Il en a sorti deux choses. L’une était un gode noir, pas très grand, avec une large base qui servait de butoir. L’autre, un petit flacon que j’ai supposé être du lubrifiant.
Je suis resté immobile, retenant mon souffle. Je ne comprenais pas ce qu’il faisait, mais je ne pouvais pas cesser de regarder. Sous le drap, ma bite commençait déjà à durcir, palpitant contre mon ventre.
Tomás s’est allongé sur son lit, à plat ventre, les hanches relevées et le cul ouvert. Il s’est lentement enduit de lubrifiant, s’introduisant d’abord deux doigts, les faisant tourner en cercle dans son trou du cul, puis il a commencé à s’enfoncer le jouet petit à petit, en balançant le corps. J’ai vu le gode noir disparaître centimètre après centimètre entre ses fesses velues, tandis qu’il arquait le dos pour l’avaler tout entier.
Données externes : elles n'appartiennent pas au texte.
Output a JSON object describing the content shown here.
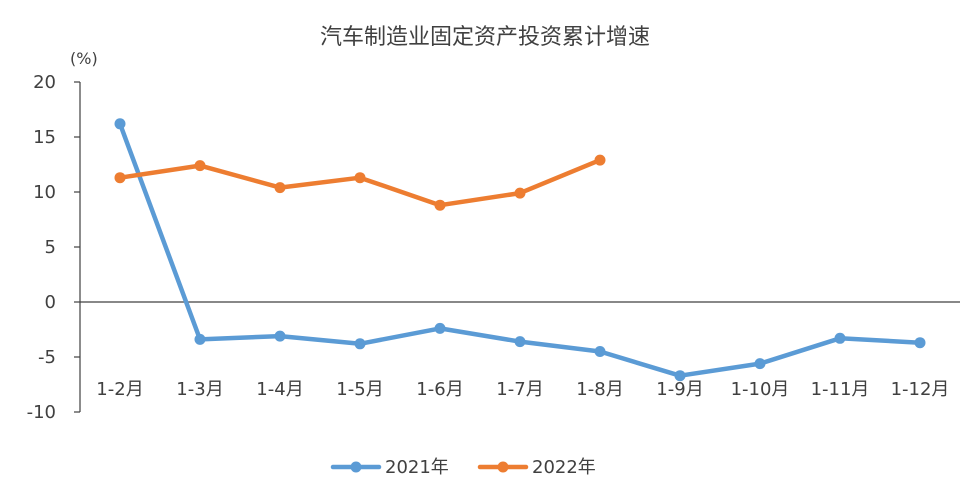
{
  "chart_data": {
    "type": "line",
    "title": "汽车制造业固定资产投资累计增速",
    "y_unit": "(%)",
    "categories": [
      "1-2月",
      "1-3月",
      "1-4月",
      "1-5月",
      "1-6月",
      "1-7月",
      "1-8月",
      "1-9月",
      "1-10月",
      "1-11月",
      "1-12月"
    ],
    "ylim": [
      -10,
      20
    ],
    "yticks": [
      -10,
      -5,
      0,
      5,
      10,
      15,
      20
    ],
    "grid": false,
    "legend_position": "bottom",
    "series": [
      {
        "name": "2021年",
        "color": "#5B9BD5",
        "values": [
          16.2,
          -3.4,
          -3.1,
          -3.8,
          -2.4,
          -3.6,
          -4.5,
          -6.7,
          -5.6,
          -3.3,
          -3.7
        ]
      },
      {
        "name": "2022年",
        "color": "#ED7D31",
        "values": [
          11.3,
          12.4,
          10.4,
          11.3,
          8.8,
          9.9,
          12.9,
          null,
          null,
          null,
          null
        ]
      }
    ]
  }
}
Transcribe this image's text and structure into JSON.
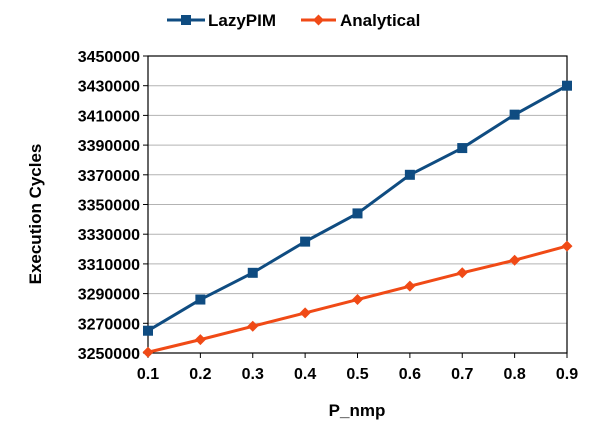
{
  "chart_data": {
    "type": "line",
    "title": "",
    "xlabel": "P_nmp",
    "ylabel": "Execution Cycles",
    "x": [
      0.1,
      0.2,
      0.3,
      0.4,
      0.5,
      0.6,
      0.7,
      0.8,
      0.9
    ],
    "x_tick_labels": [
      "0.1",
      "0.2",
      "0.3",
      "0.4",
      "0.5",
      "0.6",
      "0.7",
      "0.8",
      "0.9"
    ],
    "y_tick_labels": [
      "3250000",
      "3270000",
      "3290000",
      "3310000",
      "3330000",
      "3350000",
      "3370000",
      "3390000",
      "3410000",
      "3430000",
      "3450000"
    ],
    "y_ticks": [
      3250000,
      3270000,
      3290000,
      3310000,
      3330000,
      3350000,
      3370000,
      3390000,
      3410000,
      3430000,
      3450000
    ],
    "xlim": [
      0.1,
      0.9
    ],
    "ylim": [
      3250000,
      3450000
    ],
    "grid": "horizontal",
    "legend_position": "top-center",
    "series": [
      {
        "name": "LazyPIM",
        "color": "#0F4C81",
        "marker": "square",
        "values": [
          3265000,
          3286000,
          3304000,
          3325000,
          3344000,
          3370000,
          3388000,
          3410500,
          3430000
        ]
      },
      {
        "name": "Analytical",
        "color": "#F04A16",
        "marker": "diamond",
        "values": [
          3250500,
          3259000,
          3268000,
          3277000,
          3286000,
          3295000,
          3304000,
          3312500,
          3322000
        ]
      }
    ]
  }
}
L’appareil émettait un léger bourdonnement, une vibration à peine audible. Il gémissait de plus en plus fort, mordant l’oreiller, accélérant le rythme, se baisant lui-même avec des coups de reins toujours plus profonds, indifférent à tout ce qui n’était pas son propre plaisir.
J’étais complètement bandé, la bite dégoulinant de liquide sur mon nombril. Mon cœur battait comme un cheval emballé. J’ai serré mon gland dans ma main et senti qu’il était déjà mouillé de liquide pré-éjaculatoire. Je n’ai plus pu résister.
Je me suis levé avec précaution et approché de son lit. J’ai retiré mon slip et, nu comme lui, la bite raide pointée vers son dos, je l’ai enlacé par les épaules et embrassé dans la nuque. Il a frissonné, lâché un soupir entrecoupé et, sans se retourner, murmuré :
— Tu aimes me regarder ?
— Beaucoup, lui ai-je répondu à l’oreille. Je suis dur comme un roc.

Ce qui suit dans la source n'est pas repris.